Miguel diverte-se como toda criança e já fez amiguinhos com os quais passa o tempo enquanto fico a observá-lo nas minhas horas de folga quando não estou participando de atividades coletivas de auxílio fraterno. Ontem veio com um amiguinho e me pediu que eu contasse mais um trecho da minha história. Acomodados no alpendre da casa comecei a minha narrativa sob os ouvidos atentos dos pequenos travessos.
 
     Após tantos dias de angústia e expectativa em busca de um resultado satisfatório finalmente os homens estavam radiantes. O mar calmo e o tempo bom facilitaram a pesca para a guarnição do Valente. Todos estavam empenhados em recolher a pesada rede abarrotada de anchovas. O cardume era grande e tão logo acomodavam os peixes nas caixas de isopor com gelo no porão tratavam de lançar novamente a rede ao mar colocando sempre o barco em movimento lento circundando o cardume fazendo com que os peixes ume se juntassem facilitando a captura. Contentes com o resultado da pesca paravam apenas para breves repousos e para alimentarem-se retornando logo às atividades. A abundância de peixes satisfez as expectativas e em pouco mais de trinta horas conseguiram abastecer o porão do barco, não havendo mais onde colocar tanto peixe. Era hora de partir e aproveitar o mar calmo para o regresso, pois seria temeroso enfrentar tempo ruim com toda aquela carga.
 
   Noel abraçou o amigo Gilmar e chamando os demais, reuniram-se na popa da embarcação e realizaram uma prece de agradecimento pela bênção recebida. Mais uma vez Gilmar, homem religioso, fez uma prece olhando para os mais novos e exemplificando que quem faz o bem recebe o bem, lembrando que haviam passado alguns dias no mar e apenas havia pescado pouco mais que para o sustento deles à bordo do barco e que no entanto, após terem resgatado aquele homem na bóia tudo havia mudado para eles. Era como se Deus os estivesse recompensando pela boa ação.

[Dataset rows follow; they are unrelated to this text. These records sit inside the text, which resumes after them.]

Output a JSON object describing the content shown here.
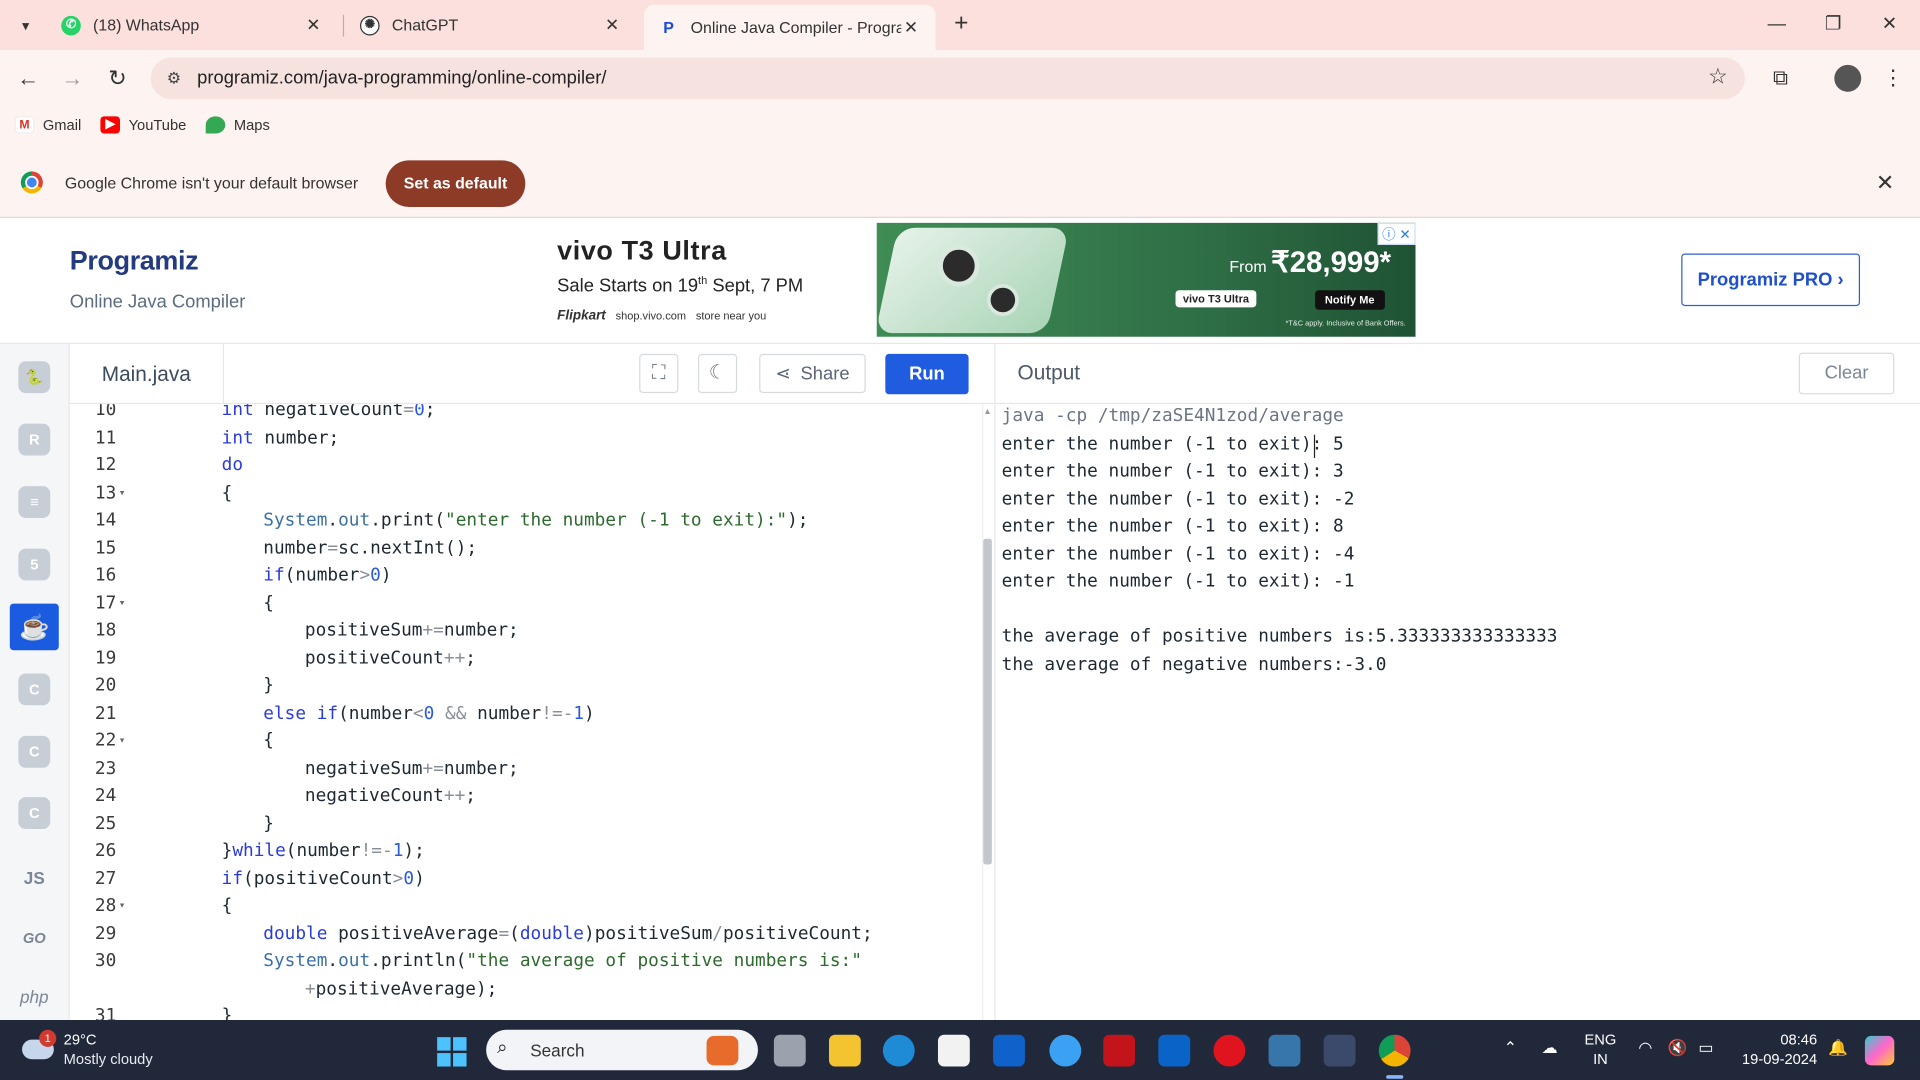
{
  "browser": {
    "tabs": [
      {
        "title": "(18) WhatsApp",
        "icon": "whatsapp-icon",
        "color": "#25d366"
      },
      {
        "title": "ChatGPT",
        "icon": "chatgpt-icon",
        "color": "#333333"
      },
      {
        "title": "Online Java Compiler - Program",
        "icon": "programiz-icon",
        "color": "#1a4bd6"
      }
    ],
    "url": "programiz.com/java-programming/online-compiler/",
    "bookmarks": [
      "Gmail",
      "YouTube",
      "Maps"
    ],
    "infobar_message": "Google Chrome isn't your default browser",
    "infobar_button": "Set as default"
  },
  "header": {
    "logo": "Programiz",
    "subtitle": "Online Java Compiler",
    "pro_button": "Programiz PRO ›"
  },
  "ad": {
    "brand": "vivo T3 Ultra",
    "sale_prefix": "Sale Starts on 19",
    "sale_sup": "th",
    "sale_suffix": " Sept, 7 PM",
    "partner": "Flipkart",
    "links": [
      "shop.vivo.com",
      "store near you"
    ],
    "price_prefix": "From ",
    "price": "₹28,999*",
    "chip": "vivo T3 Ultra",
    "notify": "Notify Me",
    "tnc": "*T&C apply. Inclusive of Bank Offers."
  },
  "languages": [
    "python",
    "r",
    "sql",
    "html",
    "java",
    "c",
    "cpp",
    "csharp",
    "js",
    "go",
    "php"
  ],
  "rail_text": {
    "js": "JS",
    "go": "GO",
    "php": "php"
  },
  "editor": {
    "filename": "Main.java",
    "share": "Share",
    "run": "Run",
    "lines": [
      {
        "n": "10",
        "fold": false,
        "indent": 0,
        "code": "int negativeCount=0;"
      },
      {
        "n": "11",
        "fold": false,
        "indent": 0,
        "code": "int number;"
      },
      {
        "n": "12",
        "fold": false,
        "indent": 0,
        "code": "do"
      },
      {
        "n": "13",
        "fold": true,
        "indent": 0,
        "code": "{"
      },
      {
        "n": "14",
        "fold": false,
        "indent": 1,
        "code": "System.out.print(\"enter the number (-1 to exit):\");"
      },
      {
        "n": "15",
        "fold": false,
        "indent": 1,
        "code": "number=sc.nextInt();"
      },
      {
        "n": "16",
        "fold": false,
        "indent": 1,
        "code": "if(number>0)"
      },
      {
        "n": "17",
        "fold": true,
        "indent": 1,
        "code": "{"
      },
      {
        "n": "18",
        "fold": false,
        "indent": 2,
        "code": "positiveSum+=number;"
      },
      {
        "n": "19",
        "fold": false,
        "indent": 2,
        "code": "positiveCount++;"
      },
      {
        "n": "20",
        "fold": false,
        "indent": 1,
        "code": "}"
      },
      {
        "n": "21",
        "fold": false,
        "indent": 1,
        "code": "else if(number<0 && number!=-1)"
      },
      {
        "n": "22",
        "fold": true,
        "indent": 1,
        "code": "{"
      },
      {
        "n": "23",
        "fold": false,
        "indent": 2,
        "code": "negativeSum+=number;"
      },
      {
        "n": "24",
        "fold": false,
        "indent": 2,
        "code": "negativeCount++;"
      },
      {
        "n": "25",
        "fold": false,
        "indent": 1,
        "code": "}"
      },
      {
        "n": "26",
        "fold": false,
        "indent": 0,
        "code": "}while(number!=-1);"
      },
      {
        "n": "27",
        "fold": false,
        "indent": 0,
        "code": "if(positiveCount>0)"
      },
      {
        "n": "28",
        "fold": true,
        "indent": 0,
        "code": "{"
      },
      {
        "n": "29",
        "fold": false,
        "indent": 1,
        "code": "double positiveAverage=(double)positiveSum/positiveCount;"
      },
      {
        "n": "30",
        "fold": false,
        "indent": 1,
        "code": "System.out.println(\"the average of positive numbers is:\""
      },
      {
        "n": "",
        "fold": false,
        "indent": 2,
        "code": "+positiveAverage);"
      },
      {
        "n": "31",
        "fold": false,
        "indent": 0,
        "code": "}"
      }
    ]
  },
  "output": {
    "label": "Output",
    "clear": "Clear",
    "lines": [
      "java -cp /tmp/zaSE4N1zod/average",
      "enter the number (-1 to exit): 5",
      "enter the number (-1 to exit): 3",
      "enter the number (-1 to exit): -2",
      "enter the number (-1 to exit): 8",
      "enter the number (-1 to exit): -4",
      "enter the number (-1 to exit): -1",
      "",
      "the average of positive numbers is:5.333333333333333",
      "the average of negative numbers:-3.0"
    ]
  },
  "taskbar": {
    "temperature": "29°C",
    "condition": "Mostly cloudy",
    "weather_badge": "1",
    "search": "Search",
    "lang_line1": "ENG",
    "lang_line2": "IN",
    "time": "08:46",
    "date": "19-09-2024"
  }
}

Todos concordaram e se propuseram a rezar um Pai Nosso quando de repente Ivan teve uma idéia: esperem! Tudo mudou para nós quando salvamos aquele homem, não é mesmo? Então que tal incluirmos ele no grupo a realizar a prece? Mas ele está desacordado e dorme profundamente, não tendo nem se alimentado até agora, ponderou Flávio. Só um instante. Deixe-me ver como ele está, disse Ivan, responsável pelo pobre homem. Saiu do grupo e entrou na pequena cabine onde na parte posterior por trás da salinha de navegação quatro catres estreitos serviam de camas para o descanso e onde eram guardados os pertences dos tripulantes do Valente. Em um deles estava deitado o homem resgatado que ainda fraco, mal se mexia.
 
   Aproximando-se, Ivan tocou levemente no meu ombro e eu me mexi. Ivan afastou-se com certo receio de estar importunando. Em seguida voltou a tocar no meu braço, desta vez mais firmemente, o que fez com que eu despertasse, embora extremamente fraco, pois até então apenas repousara sem me alimentar. Ivan falou: Boa tarde. Sossegue, você está entre amigos.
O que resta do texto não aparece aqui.